From the Washington Post:
Spain’s Prince Felipe and his wife, Princess Letizia, visited New York and Washington last week on an unusual mission for one of Europe’s most glamorous celebrity couples: to drum up business for Spanish companies from the U.S. economic stimulus package.
“Only by working together with U.S. businesses and government, as well as coordinating our needs and priorities, can we get our countries, and world, back on track,” Felipe said at a Manhattan business luncheon, which also featured former vice president Al Gore.
U.S. firms are not the only ones hoping to cash in on the $787 billion stimulus program. Foreign nations and companies are stepping up their lobbying efforts in Washington and in state capitals, hoping to gain vital business in hard times. Hundreds of foreign-owned companies, many of them with significant operations in the United States, are selling their expertise in clean energy, high-speed transit and other technologies that undergird key aspects of President Obama’s stimulus efforts.
Meanwhile, foreign companies, trade ministries and business groups are proceeding cautiously for fear of stoking nationalistic objections from U.S. lawmakers and their constituents.
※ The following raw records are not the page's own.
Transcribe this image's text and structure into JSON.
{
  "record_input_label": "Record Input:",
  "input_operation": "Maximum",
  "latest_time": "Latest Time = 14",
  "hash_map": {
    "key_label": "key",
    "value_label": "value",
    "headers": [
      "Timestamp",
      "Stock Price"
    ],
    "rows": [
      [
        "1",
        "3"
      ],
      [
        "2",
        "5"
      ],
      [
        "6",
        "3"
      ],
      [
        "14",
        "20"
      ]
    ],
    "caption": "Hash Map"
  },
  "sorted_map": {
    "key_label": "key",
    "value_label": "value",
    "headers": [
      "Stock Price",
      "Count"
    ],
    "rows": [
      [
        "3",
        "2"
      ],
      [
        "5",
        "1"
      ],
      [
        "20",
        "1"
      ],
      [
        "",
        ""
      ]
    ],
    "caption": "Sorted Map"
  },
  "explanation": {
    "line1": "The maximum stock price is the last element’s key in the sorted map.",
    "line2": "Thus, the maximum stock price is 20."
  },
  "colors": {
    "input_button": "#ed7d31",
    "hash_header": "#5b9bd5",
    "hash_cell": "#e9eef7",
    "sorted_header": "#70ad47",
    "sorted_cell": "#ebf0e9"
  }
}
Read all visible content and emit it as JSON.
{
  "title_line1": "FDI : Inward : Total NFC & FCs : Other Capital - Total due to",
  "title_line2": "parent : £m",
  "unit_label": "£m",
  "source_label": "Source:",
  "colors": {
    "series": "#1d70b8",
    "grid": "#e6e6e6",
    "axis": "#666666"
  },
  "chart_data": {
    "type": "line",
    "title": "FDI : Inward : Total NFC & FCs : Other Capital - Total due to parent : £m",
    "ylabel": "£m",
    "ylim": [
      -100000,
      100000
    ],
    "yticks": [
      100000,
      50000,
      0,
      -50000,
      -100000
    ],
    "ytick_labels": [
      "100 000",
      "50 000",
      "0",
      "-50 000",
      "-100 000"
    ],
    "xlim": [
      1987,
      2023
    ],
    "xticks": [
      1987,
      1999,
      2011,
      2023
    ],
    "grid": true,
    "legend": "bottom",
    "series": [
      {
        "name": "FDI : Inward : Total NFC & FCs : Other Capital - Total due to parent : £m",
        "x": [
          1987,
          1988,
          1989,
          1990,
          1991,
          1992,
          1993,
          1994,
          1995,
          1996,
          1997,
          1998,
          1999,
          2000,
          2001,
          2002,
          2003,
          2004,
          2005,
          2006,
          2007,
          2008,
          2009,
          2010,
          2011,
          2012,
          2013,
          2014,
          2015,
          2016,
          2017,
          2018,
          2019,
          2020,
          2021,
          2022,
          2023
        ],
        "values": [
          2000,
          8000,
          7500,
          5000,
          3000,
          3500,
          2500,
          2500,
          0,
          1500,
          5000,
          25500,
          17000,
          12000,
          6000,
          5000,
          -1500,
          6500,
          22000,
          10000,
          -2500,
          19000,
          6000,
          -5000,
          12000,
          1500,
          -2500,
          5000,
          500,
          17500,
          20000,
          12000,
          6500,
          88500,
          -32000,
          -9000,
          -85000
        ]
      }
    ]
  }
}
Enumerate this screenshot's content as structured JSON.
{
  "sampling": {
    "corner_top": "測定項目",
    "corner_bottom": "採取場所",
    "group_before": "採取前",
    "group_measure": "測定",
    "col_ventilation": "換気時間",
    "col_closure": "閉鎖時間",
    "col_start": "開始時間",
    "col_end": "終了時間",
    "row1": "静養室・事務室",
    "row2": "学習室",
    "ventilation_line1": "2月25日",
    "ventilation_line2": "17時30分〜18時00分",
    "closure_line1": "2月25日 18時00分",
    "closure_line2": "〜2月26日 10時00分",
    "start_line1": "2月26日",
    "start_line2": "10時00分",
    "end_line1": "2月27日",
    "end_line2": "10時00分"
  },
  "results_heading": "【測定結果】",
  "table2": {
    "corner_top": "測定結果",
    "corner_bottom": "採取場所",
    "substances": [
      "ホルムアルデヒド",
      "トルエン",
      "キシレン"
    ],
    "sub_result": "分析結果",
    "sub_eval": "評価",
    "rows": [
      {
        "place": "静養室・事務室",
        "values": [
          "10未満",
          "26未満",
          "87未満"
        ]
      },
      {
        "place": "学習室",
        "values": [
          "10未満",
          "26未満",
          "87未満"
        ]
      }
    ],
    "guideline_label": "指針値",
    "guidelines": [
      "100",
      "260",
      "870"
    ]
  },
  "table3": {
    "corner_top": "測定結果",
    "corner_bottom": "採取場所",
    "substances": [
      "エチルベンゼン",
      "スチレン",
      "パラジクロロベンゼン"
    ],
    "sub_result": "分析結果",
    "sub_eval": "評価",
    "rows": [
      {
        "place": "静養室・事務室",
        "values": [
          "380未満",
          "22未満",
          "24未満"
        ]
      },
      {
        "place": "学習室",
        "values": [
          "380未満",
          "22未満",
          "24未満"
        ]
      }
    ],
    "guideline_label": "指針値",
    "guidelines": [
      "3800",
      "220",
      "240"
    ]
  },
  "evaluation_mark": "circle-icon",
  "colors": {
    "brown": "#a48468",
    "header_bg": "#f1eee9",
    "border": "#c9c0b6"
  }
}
Lobbyists and consultants hired by the companies are warning them to proceed carefully and to emphasize that any contracts would lead to jobs in the United States rather than overseas.
But such firms are admittedly nervous about the idea of publicly angling for U.S. stimulus money, fearing the kind of political uproar that erupted in 2006 over plans by a United Arab Emirates-owned company to take over management of six U.S. seaports. In recent weeks, some lawmakers have objected to the revelation that billions of dollars in bailout money for American International Group ended up in the vaults of foreign-owned banks to which the company owed money.
If a foreign firm received a stimulus-related contract, most of the wages and product purchases would stay within the United States. But some portion, perhaps up to 40 percent, could leave the country, trade experts said.